21 Lug 2007
Inserito da: Andrea Lanfranchi in: Senza categoria
In questi giorni i fervori della politica italiana alzano gli scudi contro l’ordinanza presentata in Parlamento dal giudice Clementina Forleo la quale – meno male – chiede di poter utilizzare le intercettazioni telefoniche, relative alle scalata di Unipol su BNL, nei procedimenti penali.
Scudi alzati, dicevo, perchè tra gli intercettati vi sono esponenti di primissimo piano del nostro palcoscenico politico. Inutile dire che i toni – giudicati da requisitoria – del giudice, non avrebbero avuto la forza di smuovere nemmeno un sassolino se l’intera vicenda coinvolgesse solo comuni cittadini.
Invece, da apparato autoreferente quale è, l’intero nostro arco parlamentare (con ovvio maggiore impegno dei diretti interessati) giudica l’azione della Forleo quale indebita ingerenza nella vita politica italiana, una sorta di supplenza giudiziale con la quale si vorrebbe far sparire una parte importante dell’entourage dirigenziale del nostro governo.
E’ quantomeno singolare che le difese arrivino proprio da quella parte politica che non ha mai smesso di sostenere la validità, la cristallina trasparenza e la inequivocabile correttezza dell’operato della magistratura durante l’intera legislatura precedente.

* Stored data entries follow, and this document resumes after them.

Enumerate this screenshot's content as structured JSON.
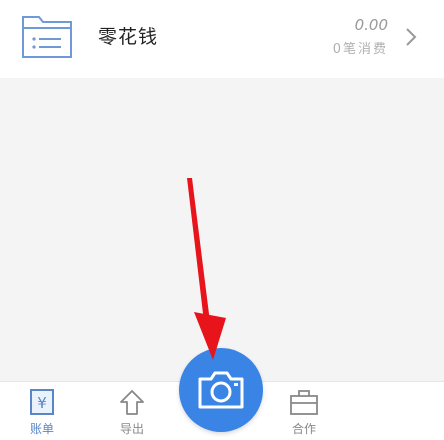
{
  "category": {
    "name": "零花钱",
    "amount": "0.00",
    "count_text": "0笔消费",
    "icon": "folder-list-icon"
  },
  "tabbar": {
    "bills_label": "账单",
    "export_label": "导出",
    "book_label": "合作",
    "camera_icon": "camera-icon"
  },
  "colors": {
    "accent": "#3a84e6",
    "arrow": "#e8141b"
  }
}
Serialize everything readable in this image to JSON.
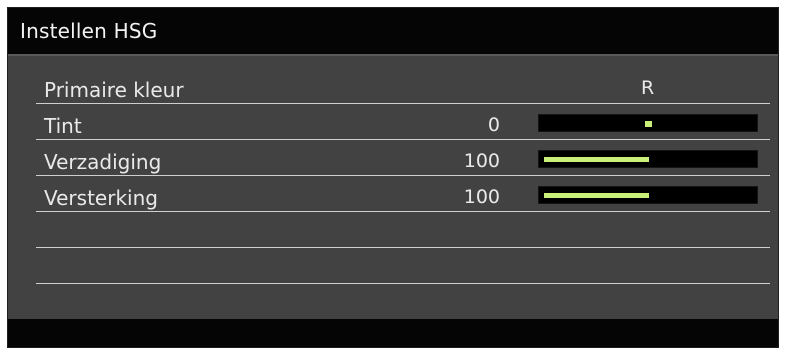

Tuttavia questa non vuole essere una difesa della destra (o centro-destra o come diamine si chiama): non ce ne è bisogno e sarebbe quanto meno inopportuno.
Il problema che vedo e che sempre più mi disgusta è l’eclatante utilizzo di due pesi e due misure nel giudicare l’operato dell’apparato di giustiza: se non ci riguarda o se riguarda l’avversario è tutto corretto, se ci riguarda direttamente allora si tratta di atti indebiti e di accanimento politico. Tutto questo è di uno squallore devastante: non uno dei politici coinvolti ha avuto il buon gusto – quantomeno – se non la correttezza di stare zitto dando seguito alla sempre tanto declamata fiducia nel corso della giustizia. Almeno questo, credo, è dovuto in primis ai cittadini tutti e poi al proprio elettorato di riferimento.

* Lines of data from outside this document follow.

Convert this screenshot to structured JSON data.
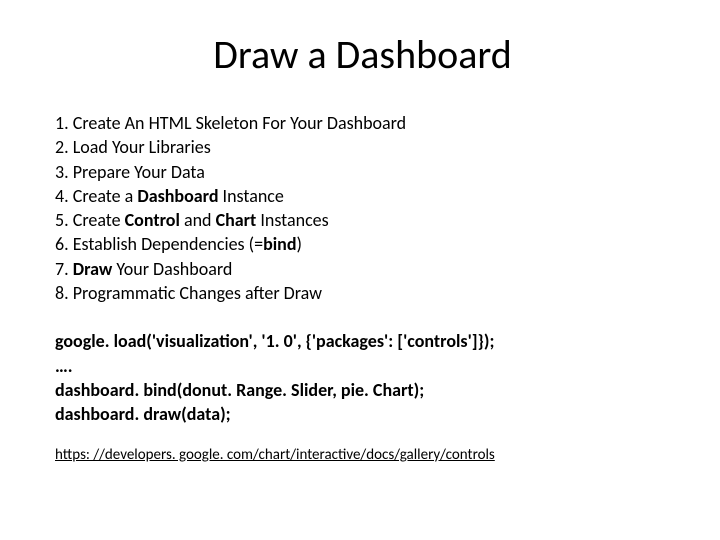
{
  "title": "Draw a Dashboard",
  "steps": {
    "s1_prefix": "1. Create An HTML Skeleton For Your Dashboard",
    "s2_prefix": "2. Load Your Libraries",
    "s3_prefix": "3. Prepare Your Data",
    "s4_a": "4. Create a ",
    "s4_b": "Dashboard",
    "s4_c": " Instance",
    "s5_a": "5. Create ",
    "s5_b": "Control",
    "s5_c": " and ",
    "s5_d": "Chart",
    "s5_e": " Instances",
    "s6_a": "6. Establish Dependencies (=",
    "s6_b": "bind",
    "s6_c": ")",
    "s7_a": "7. ",
    "s7_b": "Draw",
    "s7_c": " Your Dashboard",
    "s8_prefix": "8. Programmatic Changes after Draw"
  },
  "code": {
    "line1": "google. load('visualization', '1. 0', {'packages': ['controls']});",
    "line2": "….",
    "line3": "dashboard. bind(donut. Range. Slider, pie. Chart);",
    "line4": "dashboard. draw(data);"
  },
  "link": "https: //developers. google. com/chart/interactive/docs/gallery/controls"
}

Non mi sognerei nemmeno di chiedere pubbliche ammissioni e scuse da parte degli interessati dal momento che ciò andrebbe direttamente contro al sacrosanto diritto alla difesa garantito ad ogni cittadino, ma almeno un po’ di sane “orecchie basse” potrebbero dare un minimo di credibilità in più ad una dirigenza di stato che ormai ne è quasi completamente priva. Mi nausea la sola idea che si vogliano attribuire valori sarcastici a battute telefoniche (regolarmente intercettate) con gli attori delle vicende in questione (e poi perchè si telefonavano ? perchè si tenevano informati l’un l’altro ?) perchè la cosa che non riesce ad entrare nella zucca di questi nostri politicucci da 4 soldi (ormai i politicucci del quartierino) è che la loro immagine è la rappresentanza di tutti gli italiani che li hanno eletti, non la loro.

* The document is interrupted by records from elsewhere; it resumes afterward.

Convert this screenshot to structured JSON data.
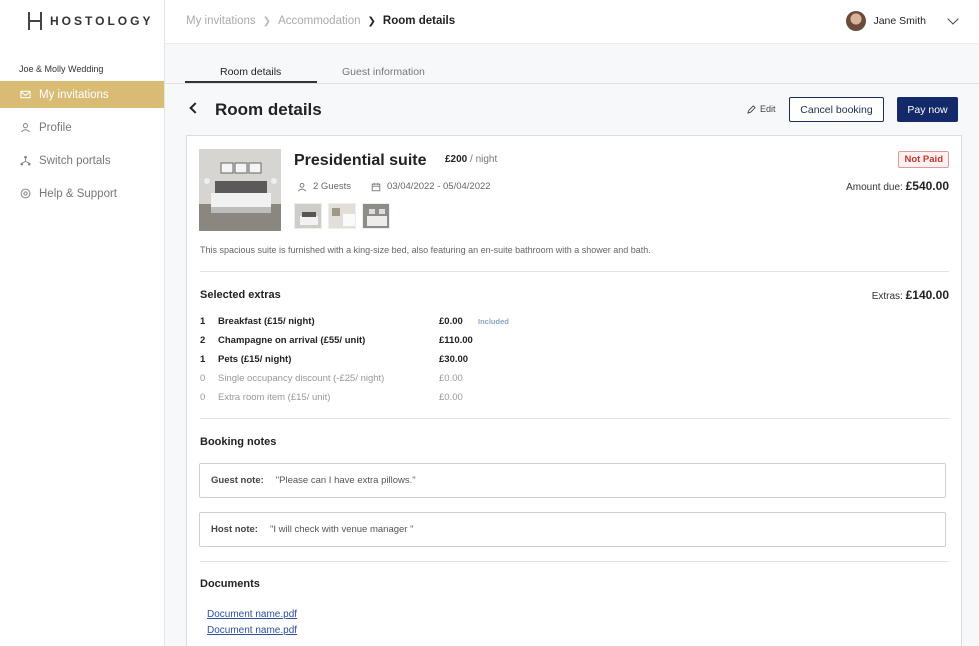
{
  "brand": {
    "name": "HOSTOLOGY"
  },
  "sidebar": {
    "event_name": "Joe & Molly Wedding",
    "items": [
      {
        "label": "My invitations",
        "icon": "mail-icon",
        "active": true
      },
      {
        "label": "Profile",
        "icon": "user-icon",
        "active": false
      },
      {
        "label": "Switch portals",
        "icon": "portal-icon",
        "active": false
      },
      {
        "label": "Help & Support",
        "icon": "help-icon",
        "active": false
      }
    ]
  },
  "header": {
    "breadcrumb": [
      "My invitations",
      "Accommodation",
      "Room details"
    ],
    "user_name": "Jane Smith"
  },
  "tabs": [
    {
      "label": "Room details",
      "active": true
    },
    {
      "label": "Guest information",
      "active": false
    }
  ],
  "page": {
    "title": "Room details",
    "edit_label": "Edit",
    "cancel_label": "Cancel booking",
    "pay_label": "Pay now"
  },
  "room": {
    "name": "Presidential suite",
    "price": "£200",
    "price_unit": "/ night",
    "guests": "2 Guests",
    "dates": "03/04/2022 - 05/04/2022",
    "status": "Not Paid",
    "amount_due_label": "Amount due:",
    "amount_due": "£540.00",
    "description": "This spacious suite is furnished with a king-size bed, also featuring an en-suite bathroom with a shower and bath."
  },
  "extras": {
    "title": "Selected extras",
    "total_label": "Extras:",
    "total": "£140.00",
    "items": [
      {
        "qty": "1",
        "name": "Breakfast (£15/ night)",
        "amount": "£0.00",
        "note": "Included",
        "selected": true
      },
      {
        "qty": "2",
        "name": "Champagne on arrival (£55/ unit)",
        "amount": "£110.00",
        "note": "",
        "selected": true
      },
      {
        "qty": "1",
        "name": "Pets (£15/ night)",
        "amount": "£30.00",
        "note": "",
        "selected": true
      },
      {
        "qty": "0",
        "name": "Single occupancy discount (-£25/ night)",
        "amount": "£0.00",
        "note": "",
        "selected": false
      },
      {
        "qty": "0",
        "name": "Extra room item (£15/ unit)",
        "amount": "£0.00",
        "note": "",
        "selected": false
      }
    ]
  },
  "notes": {
    "title": "Booking notes",
    "guest_label": "Guest note:",
    "guest_value": "\"Please can I have extra pillows.\"",
    "host_label": "Host note:",
    "host_value": "\"I will check with venue manager \""
  },
  "documents": {
    "title": "Documents",
    "files": [
      "Document name.pdf",
      "Document name.pdf"
    ]
  }
}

Accettare di essere attori, di primo piano, della vita politica italiana (anzi sarebbe meglio dire ambire, dato che i privilegi garantiti a costoro non configurano certo una scelta di sacrificio) significa mettere se stessi sotto una lente di ingrandimento, sotto osservazione continua da parte della pubblica opinione e, non dimentichiamolo, degli organi che controllano l’osservanza delle leggi in tema di amministrazione della res-publica.
Ed è ancora più scandaloso il fatto che, in assenza di valide motivazioni e giustificazioni che potrebbero rendere quantomeno plausibili (definirli leciti sarebbe troppo) gli atti contestati, si vogliano attribuire al GUP Forleo motivazioni di attacco che nulla hanno a che vedere con le questioni legali in corso di accertamento. Se il giudice non avesse utilizzato quelle espressioni nella documentazione presentata, non avrebbe avuto motivo di presentare alcunchè restando pacifico il fatto che in assenza di fatti penalmente rilevanti il giudice non avrebbe richiesto nessuna autorizzazione a procedere.
Mi rivolgo a Lei, giudice Forleo, formulandole tutti i migliori auguri per un sereno e tenace perseguimento della verità dei fatti: che almeno questa sia un’occasione per certificare la correttezza della nostra politica o, verosimilmente, per farci aprire gli occhi e mandare finalmente questa masnada di parolai … a casa.